Helen at the Lazy Gastronome says
I love these noodles - they are super easy to make and just burst with flavor!
Asha says
I made this noodle recipe the other day. The supreme soy sauce mixture made this dish very flavourful and one I would make again.
Amy Liu Dong says
Wow! I'm a fan of noodle dishes! This pan-fried noodles recipe looks delicious! It's an instant favorite for me! Loved it!
Liz says
I love, love this combination of flavors! These Asian noodles are fabulous!!
Andréa says
Such a delicious idea!
Vanessa says
Simple to make and a total hit with my family. Win win!
Lily says
My kids love these noodles as is! Such a great quick dinner. Thanks for sharing!
Marie-Pierre Breton says
OH! Now I know what to order next time I visit a Chinese/Cantonese place! Also, nice to learn finally the difference between light and dark soy sauce! Was a mystery to me!

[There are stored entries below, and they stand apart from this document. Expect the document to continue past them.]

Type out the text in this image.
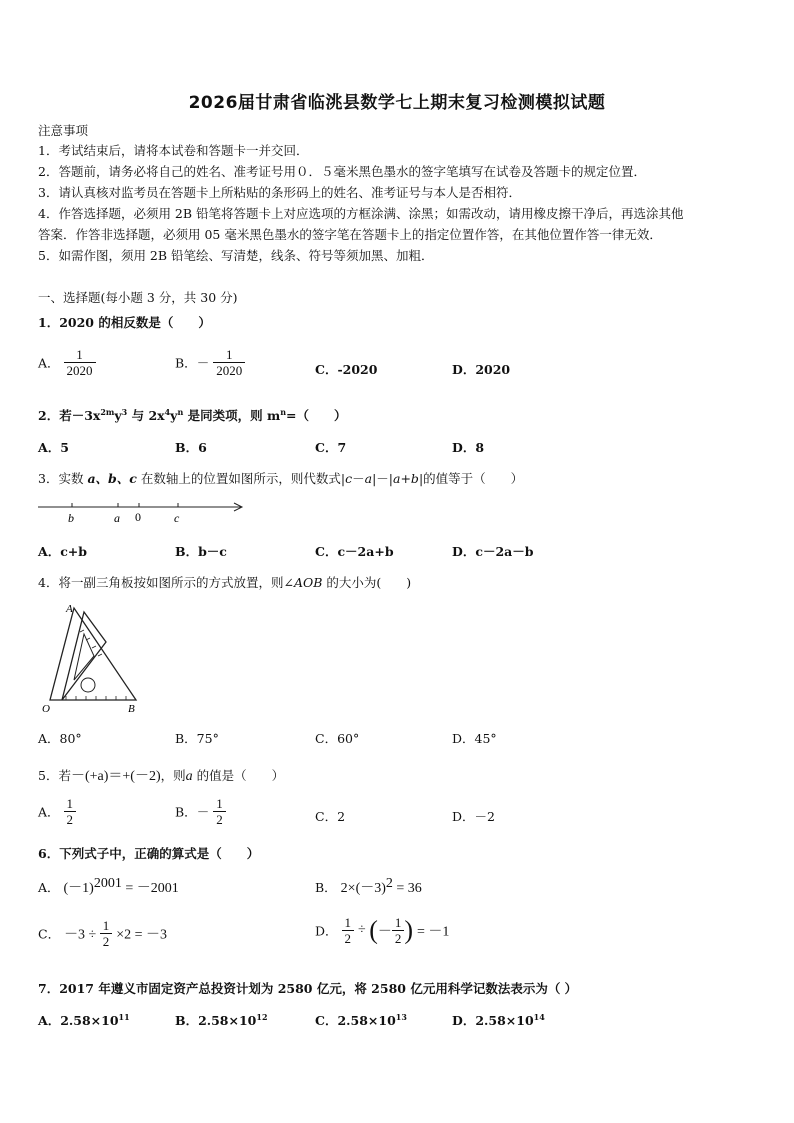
2026届甘肃省临洮县数学七上期末复习检测模拟试题
注意事项
1．考试结束后，请将本试卷和答题卡一并交回．
2．答题前，请务必将自己的姓名、准考证号用０．５毫米黑色墨水的签字笔填写在试卷及答题卡的规定位置．
3．请认真核对监考员在答题卡上所粘贴的条形码上的姓名、准考证号与本人是否相符．
4．作答选择题，必须用 2B 铅笔将答题卡上对应选项的方框涂满、涂黑；如需改动，请用橡皮擦干净后，再选涂其他
答案．作答非选择题，必须用 05 毫米黑色墨水的签字笔在答题卡上的指定位置作答，在其他位置作答一律无效．
5．如需作图，须用 2B 铅笔绘、写清楚，线条、符号等须加黑、加粗．
一、选择题(每小题 3 分，共 30 分)
1．2020 的相反数是（　　）
A． $\frac{1}{2020}$	B．－ $\frac{1}{2020}$	C．-2020	D．2020
2．若$-3x^{2m}y^3$ 与 $2x^4y^n$ 是同类项，则 $m^n=$（　　）
A．5	B．6	C．7	D．8
3．实数 a、b、c 在数轴上的位置如图所示，则代数式|c－a|－|a+b|的值等于（　　）
b	a 0	c
A．c+b	B．b－c	C．c－2a+b	D．c－2a－b
4．将一副三角板按如图所示的方式放置，则∠AOB 的大小为(　　)
A
O	B
A．80°	B．75°	C．60°	D．45°
5．若－(+a)＝+(－2)，则a 的值是（　　）
A． $\frac{1}{2}$	B．－ $\frac{1}{2}$	C．2	D．－2
6．下列式子中，正确的算式是（　　）
A． $(-1)^{2001} = -2001$	B． $2\times(-3)^2 = 36$
C． $-3 \div \frac{1}{2} \times 2 = -3$	D． $\frac{1}{2}$ ÷ (－ $\frac{1}{2}$ ) = －1
7．2017 年遵义市固定资产总投资计划为 2580 亿元，将 2580 亿元用科学记数法表示为（ ）
A．$2.58\times 10^{11}$	B．$2.58\times 10^{12}$	C．$2.58\times 10^{13}$	D．$2.58\times 10^{14}$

Lindsay Howerton-Hastings says
YUM! This is my favorite pan fried noodle recipe that I have tried recently. My kids gobbled them up!
Nancy says
awesome!! you're kids rock!
Oscar says
Loved these noodles. So easy to make and they were delicious. Going to save this recipe. Thank you.
Nancy says
Awesome!! i miss these during dim sum lunches!
Sunrita says
What a brilliant recipe and so easy to make. Thanks for the tip on spreading the noodle thin and not limping it together. Made such a difference to the taste.
Nancy says
absolutely! no one wants to eat clumpy noodles right?
Carla says
Looks super yummy and so easy to make!
Nancy says
it totally is! Hope you get to try it sometime Carla!